Israel cannot of course accept Hamas’s objective in Palestine: that would amount to self-liquidation. But by failing to do what’s needed for a meaningful two-state solution, it has made the PA appear feckless in the eyes of Palestinians. Hamas’s electoral victory in the 2006 legislative elections in the West Bank and Gaza owed in no small measure to the fact that the Palestinian Liberation Organization, having rejected terrorism in 1988 and committed itself to negotiations with Israel, failed to deliver. In short, Israel’s policy of “mowing the lawn” — a euphemism for the intermittent quelling of Palestinian revolts — has helped Hamas.
Today, most Palestinians see the PA as a corrupt entity and the local gendarme Israel needs to perpetuate the occupation. The PA hasn’t held an election since 2006 and would be roundly rejected if it did. In a poll conducted soon after the Gaza War began, 90% of West Bank Palestinians said that PA president Mahmoud Abbas should resign. Conversely, a US intelligence assessment concluded that the war had substantially increased the popularity of Hamas and Islamic Jihad in the West Bank. Palestinian politics, in other words, are not moving in a direction conducive to a two-state solution.
“Most Palestinians see the PA as a corrupt entity and the local gendarme Israel needs to perpetuate the occupation.”
On the other side of the ledger, the occupation has led to Israel’s increasing global isolation. The most recent example is the International Court of Justice’s July ruling that the occupation violates international law, including parts of the Fourth Geneva Convention and the Hague Regulations. Elsewhere, a May General Assembly resolution on admitting Palestine as a full member of the UN was approved by 143 countries, with 25 abstaining, and nine opposing the resolution.

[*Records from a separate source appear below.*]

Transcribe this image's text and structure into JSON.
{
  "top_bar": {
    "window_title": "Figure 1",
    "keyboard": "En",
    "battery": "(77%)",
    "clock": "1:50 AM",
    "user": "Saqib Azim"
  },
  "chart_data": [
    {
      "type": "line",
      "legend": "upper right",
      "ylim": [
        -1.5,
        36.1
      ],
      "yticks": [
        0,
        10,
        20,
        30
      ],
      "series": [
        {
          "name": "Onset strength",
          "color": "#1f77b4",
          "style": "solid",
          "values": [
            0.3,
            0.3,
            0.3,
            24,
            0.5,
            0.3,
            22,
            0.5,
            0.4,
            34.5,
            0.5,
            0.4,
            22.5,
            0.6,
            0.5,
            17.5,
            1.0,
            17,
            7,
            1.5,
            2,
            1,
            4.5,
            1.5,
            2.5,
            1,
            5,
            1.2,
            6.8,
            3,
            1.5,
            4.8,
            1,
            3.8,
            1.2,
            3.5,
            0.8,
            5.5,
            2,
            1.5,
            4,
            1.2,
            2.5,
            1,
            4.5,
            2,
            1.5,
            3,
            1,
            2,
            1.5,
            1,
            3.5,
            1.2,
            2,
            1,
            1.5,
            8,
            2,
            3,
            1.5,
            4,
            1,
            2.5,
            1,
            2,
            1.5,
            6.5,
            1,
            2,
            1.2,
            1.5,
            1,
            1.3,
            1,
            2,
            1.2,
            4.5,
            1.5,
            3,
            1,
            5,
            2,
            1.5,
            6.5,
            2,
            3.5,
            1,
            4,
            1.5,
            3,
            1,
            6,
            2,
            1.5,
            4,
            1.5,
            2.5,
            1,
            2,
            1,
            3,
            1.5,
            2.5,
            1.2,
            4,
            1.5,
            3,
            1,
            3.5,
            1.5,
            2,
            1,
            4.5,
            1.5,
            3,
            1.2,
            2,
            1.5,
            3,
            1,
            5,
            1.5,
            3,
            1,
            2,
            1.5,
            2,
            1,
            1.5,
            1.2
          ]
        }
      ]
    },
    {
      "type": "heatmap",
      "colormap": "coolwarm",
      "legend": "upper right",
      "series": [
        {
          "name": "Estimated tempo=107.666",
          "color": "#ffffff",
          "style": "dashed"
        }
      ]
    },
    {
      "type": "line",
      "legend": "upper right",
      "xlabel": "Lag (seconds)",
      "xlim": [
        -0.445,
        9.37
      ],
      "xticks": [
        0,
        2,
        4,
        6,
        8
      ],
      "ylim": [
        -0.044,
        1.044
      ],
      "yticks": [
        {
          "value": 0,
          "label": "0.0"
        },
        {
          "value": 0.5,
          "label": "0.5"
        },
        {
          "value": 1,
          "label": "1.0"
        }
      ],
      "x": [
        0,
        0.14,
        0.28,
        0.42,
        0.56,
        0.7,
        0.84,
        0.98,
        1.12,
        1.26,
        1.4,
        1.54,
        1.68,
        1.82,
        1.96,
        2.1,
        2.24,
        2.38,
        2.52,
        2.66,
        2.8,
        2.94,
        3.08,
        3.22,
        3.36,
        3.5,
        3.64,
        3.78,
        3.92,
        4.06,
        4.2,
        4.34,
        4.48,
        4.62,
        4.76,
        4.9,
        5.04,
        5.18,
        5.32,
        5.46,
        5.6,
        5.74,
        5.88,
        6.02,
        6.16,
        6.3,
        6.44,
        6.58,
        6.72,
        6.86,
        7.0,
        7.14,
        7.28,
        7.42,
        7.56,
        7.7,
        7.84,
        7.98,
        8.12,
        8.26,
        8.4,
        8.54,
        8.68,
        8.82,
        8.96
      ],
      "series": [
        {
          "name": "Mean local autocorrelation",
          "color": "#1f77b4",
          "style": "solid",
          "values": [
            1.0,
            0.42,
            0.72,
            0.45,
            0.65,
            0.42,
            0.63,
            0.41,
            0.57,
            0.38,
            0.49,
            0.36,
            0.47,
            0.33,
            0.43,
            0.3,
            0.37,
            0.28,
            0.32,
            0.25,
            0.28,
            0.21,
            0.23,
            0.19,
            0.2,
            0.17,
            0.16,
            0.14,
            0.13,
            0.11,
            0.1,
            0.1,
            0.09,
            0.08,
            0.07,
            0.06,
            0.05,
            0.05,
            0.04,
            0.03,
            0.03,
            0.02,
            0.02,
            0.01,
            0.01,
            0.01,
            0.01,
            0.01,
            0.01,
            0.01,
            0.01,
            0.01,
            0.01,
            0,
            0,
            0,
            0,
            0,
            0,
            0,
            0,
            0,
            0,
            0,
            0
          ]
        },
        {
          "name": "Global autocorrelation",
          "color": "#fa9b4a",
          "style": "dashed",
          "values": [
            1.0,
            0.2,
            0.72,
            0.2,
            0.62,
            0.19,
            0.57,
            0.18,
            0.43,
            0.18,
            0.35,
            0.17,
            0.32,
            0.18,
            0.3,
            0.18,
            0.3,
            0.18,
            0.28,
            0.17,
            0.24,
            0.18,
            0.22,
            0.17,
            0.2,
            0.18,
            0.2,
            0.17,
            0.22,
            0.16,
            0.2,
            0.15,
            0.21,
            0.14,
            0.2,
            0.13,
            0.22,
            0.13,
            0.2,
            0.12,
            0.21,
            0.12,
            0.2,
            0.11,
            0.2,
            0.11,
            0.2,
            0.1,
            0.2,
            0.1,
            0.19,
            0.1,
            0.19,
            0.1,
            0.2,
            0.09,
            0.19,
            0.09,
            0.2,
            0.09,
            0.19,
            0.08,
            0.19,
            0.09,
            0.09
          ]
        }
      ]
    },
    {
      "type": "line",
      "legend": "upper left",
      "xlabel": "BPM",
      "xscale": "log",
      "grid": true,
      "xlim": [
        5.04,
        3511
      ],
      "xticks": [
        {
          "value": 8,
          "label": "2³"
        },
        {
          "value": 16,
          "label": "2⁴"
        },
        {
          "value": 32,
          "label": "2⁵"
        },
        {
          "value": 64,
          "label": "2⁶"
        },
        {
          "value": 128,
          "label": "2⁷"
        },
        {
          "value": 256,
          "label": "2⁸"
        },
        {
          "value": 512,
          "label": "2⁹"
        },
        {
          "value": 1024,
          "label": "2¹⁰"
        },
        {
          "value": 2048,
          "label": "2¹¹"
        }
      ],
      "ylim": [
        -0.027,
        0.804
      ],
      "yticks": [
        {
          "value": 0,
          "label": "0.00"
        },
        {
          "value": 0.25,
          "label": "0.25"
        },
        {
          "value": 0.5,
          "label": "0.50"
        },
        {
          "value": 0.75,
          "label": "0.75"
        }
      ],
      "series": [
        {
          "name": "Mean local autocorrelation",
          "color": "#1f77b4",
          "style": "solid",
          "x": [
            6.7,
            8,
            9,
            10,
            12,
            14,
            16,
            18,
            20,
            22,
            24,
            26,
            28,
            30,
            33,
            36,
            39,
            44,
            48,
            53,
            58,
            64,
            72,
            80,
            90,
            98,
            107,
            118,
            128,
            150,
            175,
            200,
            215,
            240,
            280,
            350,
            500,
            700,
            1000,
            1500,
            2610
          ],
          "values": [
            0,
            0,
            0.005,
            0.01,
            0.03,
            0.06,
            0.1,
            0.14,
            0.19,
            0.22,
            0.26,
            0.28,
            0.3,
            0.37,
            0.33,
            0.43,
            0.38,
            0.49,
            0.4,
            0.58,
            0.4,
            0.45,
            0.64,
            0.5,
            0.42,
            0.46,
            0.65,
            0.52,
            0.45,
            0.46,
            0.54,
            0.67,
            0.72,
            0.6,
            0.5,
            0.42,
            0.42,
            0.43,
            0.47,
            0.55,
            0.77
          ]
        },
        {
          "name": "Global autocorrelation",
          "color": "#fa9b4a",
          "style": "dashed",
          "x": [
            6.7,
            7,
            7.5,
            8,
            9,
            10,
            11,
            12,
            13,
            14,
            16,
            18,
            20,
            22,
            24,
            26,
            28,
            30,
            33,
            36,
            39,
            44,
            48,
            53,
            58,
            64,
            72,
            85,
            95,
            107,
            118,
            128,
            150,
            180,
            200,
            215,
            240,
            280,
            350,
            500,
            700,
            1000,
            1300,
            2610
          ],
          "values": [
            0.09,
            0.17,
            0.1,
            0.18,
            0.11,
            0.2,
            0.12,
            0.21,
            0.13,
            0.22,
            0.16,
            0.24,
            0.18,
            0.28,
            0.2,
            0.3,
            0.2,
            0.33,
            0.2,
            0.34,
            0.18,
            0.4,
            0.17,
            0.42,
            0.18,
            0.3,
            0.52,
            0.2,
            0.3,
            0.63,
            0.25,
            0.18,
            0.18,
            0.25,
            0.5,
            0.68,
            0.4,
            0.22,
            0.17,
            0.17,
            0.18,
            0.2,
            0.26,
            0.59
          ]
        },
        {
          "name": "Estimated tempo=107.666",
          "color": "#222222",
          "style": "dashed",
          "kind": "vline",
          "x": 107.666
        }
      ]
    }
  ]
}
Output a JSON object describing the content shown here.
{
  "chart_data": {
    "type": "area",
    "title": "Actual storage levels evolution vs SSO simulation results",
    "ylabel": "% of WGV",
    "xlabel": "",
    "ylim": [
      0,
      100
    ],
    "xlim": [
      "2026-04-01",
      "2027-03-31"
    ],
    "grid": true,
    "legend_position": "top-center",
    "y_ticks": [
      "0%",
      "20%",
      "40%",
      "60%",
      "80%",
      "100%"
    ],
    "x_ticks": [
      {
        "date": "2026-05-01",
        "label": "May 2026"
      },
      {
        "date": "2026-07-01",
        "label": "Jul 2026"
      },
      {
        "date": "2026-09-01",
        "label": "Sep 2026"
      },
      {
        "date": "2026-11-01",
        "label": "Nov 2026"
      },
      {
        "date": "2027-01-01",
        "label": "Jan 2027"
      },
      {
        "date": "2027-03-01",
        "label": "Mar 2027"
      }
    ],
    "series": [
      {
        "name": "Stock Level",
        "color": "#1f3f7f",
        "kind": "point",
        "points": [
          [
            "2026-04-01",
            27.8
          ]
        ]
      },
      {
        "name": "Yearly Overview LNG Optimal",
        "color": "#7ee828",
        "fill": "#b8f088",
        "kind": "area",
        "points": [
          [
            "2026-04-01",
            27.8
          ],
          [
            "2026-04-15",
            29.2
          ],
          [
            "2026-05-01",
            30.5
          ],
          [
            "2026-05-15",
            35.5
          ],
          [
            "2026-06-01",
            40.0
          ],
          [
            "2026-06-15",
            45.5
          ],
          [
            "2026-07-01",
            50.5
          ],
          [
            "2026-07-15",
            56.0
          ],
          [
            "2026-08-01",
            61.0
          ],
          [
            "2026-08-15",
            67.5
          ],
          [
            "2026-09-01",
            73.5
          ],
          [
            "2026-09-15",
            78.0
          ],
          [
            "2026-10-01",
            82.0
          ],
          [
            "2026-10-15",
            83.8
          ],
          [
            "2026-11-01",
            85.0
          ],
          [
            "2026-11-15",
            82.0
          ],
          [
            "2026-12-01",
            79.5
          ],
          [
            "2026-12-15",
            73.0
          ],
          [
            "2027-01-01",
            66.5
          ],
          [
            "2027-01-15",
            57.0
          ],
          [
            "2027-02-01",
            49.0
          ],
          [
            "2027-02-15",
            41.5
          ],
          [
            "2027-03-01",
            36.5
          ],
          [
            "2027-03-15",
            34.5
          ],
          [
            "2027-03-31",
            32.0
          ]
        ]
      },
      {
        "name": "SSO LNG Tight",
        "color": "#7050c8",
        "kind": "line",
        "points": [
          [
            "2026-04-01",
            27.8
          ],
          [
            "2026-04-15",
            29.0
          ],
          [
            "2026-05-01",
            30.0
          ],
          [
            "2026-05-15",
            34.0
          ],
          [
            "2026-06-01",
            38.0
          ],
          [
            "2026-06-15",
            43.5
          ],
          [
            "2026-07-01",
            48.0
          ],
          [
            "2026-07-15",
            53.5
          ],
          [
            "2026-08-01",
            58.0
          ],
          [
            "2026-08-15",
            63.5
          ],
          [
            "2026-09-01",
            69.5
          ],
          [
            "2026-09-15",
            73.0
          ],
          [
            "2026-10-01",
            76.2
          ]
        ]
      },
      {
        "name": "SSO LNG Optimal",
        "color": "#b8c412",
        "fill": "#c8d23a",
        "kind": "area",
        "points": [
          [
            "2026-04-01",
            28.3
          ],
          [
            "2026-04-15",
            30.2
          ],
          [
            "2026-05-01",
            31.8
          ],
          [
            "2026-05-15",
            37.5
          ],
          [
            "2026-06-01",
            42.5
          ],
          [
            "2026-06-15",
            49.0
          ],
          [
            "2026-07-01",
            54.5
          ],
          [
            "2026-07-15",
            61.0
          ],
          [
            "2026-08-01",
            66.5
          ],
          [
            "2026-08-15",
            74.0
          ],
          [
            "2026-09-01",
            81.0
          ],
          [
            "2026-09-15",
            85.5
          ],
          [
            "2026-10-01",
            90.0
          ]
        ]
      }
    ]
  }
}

To attain that status, Palestine needs the Security Council’s approval, with a minimum of nine positive votes and no vetoes by permanent members. Still, it’s notable that an April Security Council resolution proposing full membership for Palestine received 12 positive votes; two countries (the UK and Switzerland) abstained and the US cast its veto.
Since then, Israel has seemed determined to turn itself into an international pariah. It has continued to expand its settlements; there are reports of the torture and sexual humiliation of Palestinian prisoners; its bombing campaign in Gaza, enabled by American backing, continues to claim the lives of children and civilians.
Sadly, absent a fundamental change in Israeli politics and an end to unqualified US support, political and material, what lies ahead is the continuation of the deadly and dead-end “mowing the lawn” reflex. The consequences, the past tells us, are all too predictable. To invert the quip of the muckraking American journalist Lincoln Steffens on a trip to the Soviet Union, we have seen the future, and it does not work — for the Palestinians and Israelis alike.